The code goes through 2 passes to determine the repeated mask. First if looks for any lanes that need 2 source lanes and build a repeating mask from that if any exist. Then it will try to fit one source lanes to that mask duplicating the same source lane on both inputs if necessary to match the repeated mask.

This gets the case in PR36933 now too. I haven't added the test for it to the patch yet.

It's regressing some of the avx512 cases now though because we don't seem to be able to combine 2 source permi2q with a perm2f128 feeding it.

I forget to mention, I tried to write the code in a way that it should be somewhat straightforward to extend to 512 bits with 128 bit lanes.

Looks like X86ISD::SHUF128 isn't recognized as a target shuffle. That explains some of the regressions here. I'll submit a separate patch for that and we can rebase this one.

Thanks @craig.topper - please can you update the diff with context when you rebase? It can wait until the X86ISD::SHUF128 fix

Rebase and full context

RKSimon added inline comments.Jul 20 2018, 6:13 AM
lib/Target/X86/X86ISelLowering.cpp
13305

There is a is128BitLaneRepeatedShuffleMask(VT, Mask) version that you can use instead

Some minors and I'm a bit concerned about the regression in prefer-avx256-mask-shuffle.ll - not sure why it regresses so much.

lib/Target/X86/X86ISelLowering.cpp
13297

This comment + FIXME needs updating

13336–13341

This seems easier to grok (at least to me):

int Src;
if (Srcs[0] < 0 || Srcs[0] == LaneSrc)
  Src = 0;
else if (Srcs[1] < 0 || Srcs[1] == LaneSrc)
  Src = 1;
else
  return SDValue();

Srcs[Src] = LaneSrc;
InLaneMask[i] = (M % LaneSize) + Src * Size;
13349

for (int i = 0, e = M1.size(); i != e; ++i)

13357

for (int i = 0, e = MergedMask.size(); i != e; ++i) {

test/CodeGen/X86/prefer-avx256-mask-shuffle.ll
210

This is the only notable regression - any idea why it breaks so badly?

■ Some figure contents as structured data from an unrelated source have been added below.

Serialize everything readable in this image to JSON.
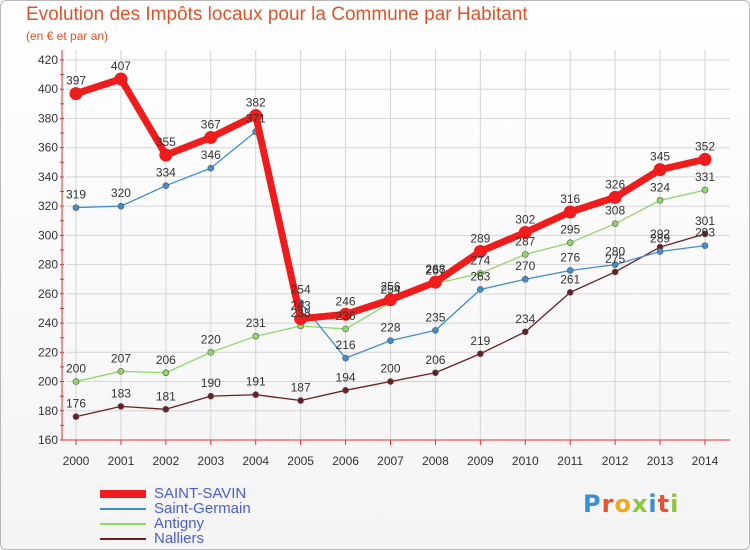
{
  "header": {
    "title": "Evolution des Impôts locaux pour la Commune par Habitant",
    "subtitle": "(en € et par an)"
  },
  "logo": {
    "text": "Proxiti",
    "letter_colors": [
      "#3a8fd8",
      "#e8532b",
      "#f2a81d",
      "#8cc63e",
      "#3a8fd8",
      "#e8532b",
      "#8cc63e"
    ]
  },
  "chart_data": {
    "type": "line",
    "title": "Evolution des Impôts locaux pour la Commune par Habitant",
    "subtitle": "(en € et par an)",
    "x": [
      "2000",
      "2001",
      "2002",
      "2003",
      "2004",
      "2005",
      "2006",
      "2007",
      "2008",
      "2009",
      "2010",
      "2011",
      "2012",
      "2013",
      "2014"
    ],
    "ylim": [
      160,
      420
    ],
    "yticks": [
      160,
      180,
      200,
      220,
      240,
      260,
      280,
      300,
      320,
      340,
      360,
      380,
      400,
      420
    ],
    "grid": true,
    "legend": "bottom-left",
    "series": [
      {
        "name": "SAINT-SAVIN",
        "color": "#ee1c1c",
        "values": [
          397,
          407,
          355,
          367,
          382,
          243,
          246,
          256,
          268,
          289,
          302,
          316,
          326,
          345,
          352
        ]
      },
      {
        "name": "Saint-Germain",
        "color": "#3e8ed0",
        "values": [
          319,
          320,
          334,
          346,
          371,
          254,
          216,
          228,
          235,
          263,
          270,
          276,
          280,
          289,
          293
        ]
      },
      {
        "name": "Antigny",
        "color": "#8ed86a",
        "values": [
          200,
          207,
          206,
          220,
          231,
          238,
          236,
          254,
          267,
          274,
          287,
          295,
          308,
          324,
          331
        ]
      },
      {
        "name": "Nalliers",
        "color": "#6b1f1f",
        "values": [
          176,
          183,
          181,
          190,
          191,
          187,
          194,
          200,
          206,
          219,
          234,
          261,
          275,
          292,
          301
        ]
      }
    ]
  }
}
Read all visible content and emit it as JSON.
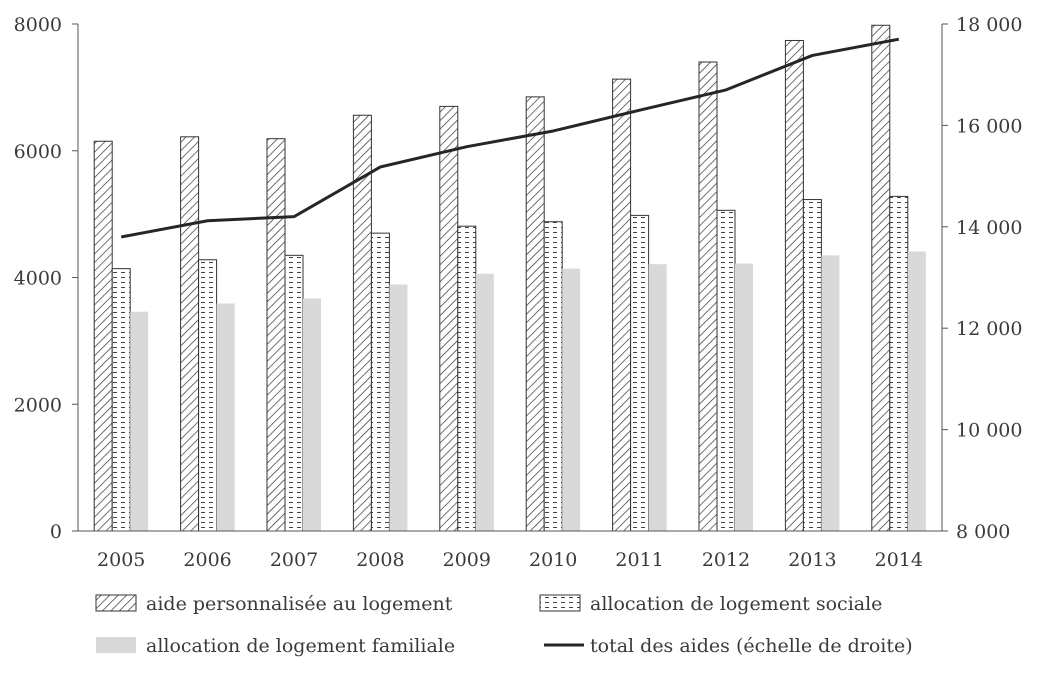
{
  "chart_data": {
    "type": "bar",
    "categories": [
      "2005",
      "2006",
      "2007",
      "2008",
      "2009",
      "2010",
      "2011",
      "2012",
      "2013",
      "2014"
    ],
    "series": [
      {
        "name": "aide personnalisée au logement",
        "kind": "bar",
        "pattern": "diagonal-hatch",
        "axis": "left",
        "values": [
          6150,
          6220,
          6190,
          6560,
          6700,
          6850,
          7130,
          7400,
          7740,
          7980
        ]
      },
      {
        "name": "allocation de logement sociale",
        "kind": "bar",
        "pattern": "dash-pattern",
        "axis": "left",
        "values": [
          4140,
          4280,
          4350,
          4700,
          4810,
          4880,
          4980,
          5060,
          5230,
          5280
        ]
      },
      {
        "name": "allocation de logement familiale",
        "kind": "bar",
        "pattern": "solid-light-gray",
        "axis": "left",
        "values": [
          3460,
          3590,
          3670,
          3890,
          4060,
          4140,
          4210,
          4220,
          4350,
          4410
        ]
      },
      {
        "name": "total des aides (échelle de droite)",
        "kind": "line",
        "axis": "right",
        "values": [
          13800,
          14120,
          14200,
          15180,
          15580,
          15890,
          16300,
          16700,
          17380,
          17700
        ]
      }
    ],
    "y_left": {
      "ylim": [
        0,
        8000
      ],
      "ticks": [
        0,
        2000,
        4000,
        6000,
        8000
      ],
      "tick_labels": [
        "0",
        "2000",
        "4000",
        "6000",
        "8000"
      ]
    },
    "y_right": {
      "ylim": [
        8000,
        18000
      ],
      "ticks": [
        8000,
        10000,
        12000,
        14000,
        16000,
        18000
      ],
      "tick_labels": [
        "8 000",
        "10 000",
        "12 000",
        "14 000",
        "16 000",
        "18 000"
      ]
    },
    "grid": false,
    "legend_position": "bottom",
    "colors": {
      "bar_stroke": "#333333",
      "hatch": "#333333",
      "familiale_fill": "#d9d9d9",
      "line": "#262626",
      "axis": "#555555"
    }
  }
}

Address review comments. Will investigate the test regression

craig.topper added inline comments.Jul 31 2018, 11:49 AM
test/CodeGen/X86/prefer-avx256-mask-shuffle.ll
210

It looks like we go through lowerVectorShuffleAsLanePermuteAndBlend which makes the unary shuffle non-unary. Then we go through lowerVectorShuffleByMerging128BitLanes which creates a repeated mask. But we still weren't able to handle this repeated mask cleanly so we end up shuffling and blending.

craig.topper added inline comments.Jul 31 2018, 11:54 AM
test/CodeGen/X86/prefer-avx256-mask-shuffle.ll
210

Why can't shuffle combining merge the two vblendds with the vpermq to create two new vpermqs? Is it because the vpermq is used twice or the fact that vblendd is v8i32 and vpermq is v4i64? Or something else?

RKSimon added inline comments.Jul 31 2018, 1:35 PM
test/CodeGen/X86/prefer-avx256-mask-shuffle.ll
210

Target shuffle combining mainly combines to single ops only, there might be scope to improve this if lower1BitVectorShuffle avoids mask vector extension to 512-bit when prefer-256 is enabled.

craig.topper added inline comments.Jul 31 2018, 2:00 PM
test/CodeGen/X86/prefer-avx256-mask-shuffle.ll
210

The blends are on separate dependency chains but the each use the same vpermq. But I think each blend could independently be replaced with a vpermq removing the shared vpermq

RKSimon added inline comments.Aug 14 2018, 12:58 PM
test/CodeGen/X86/prefer-avx256-mask-shuffle.ll
210

This seems to be the only remaining issue - are we better off commiting now or finding a fix first?

I'm fine with committing it if you are.

RKSimon accepted this revision.Aug 15 2018, 2:05 PM

LGTM - I'll continue investigating how to combine VSELECT with target shuffles to fix that prefer-avx256-mask-shuffle.ll regression.

This revision is now accepted and ready to land.Aug 15 2018, 2:05 PM
RKSimon closed this revision.Aug 16 2018, 6:00 AM

Committed at rL339818 (typo in commit message prevented phab from catching it)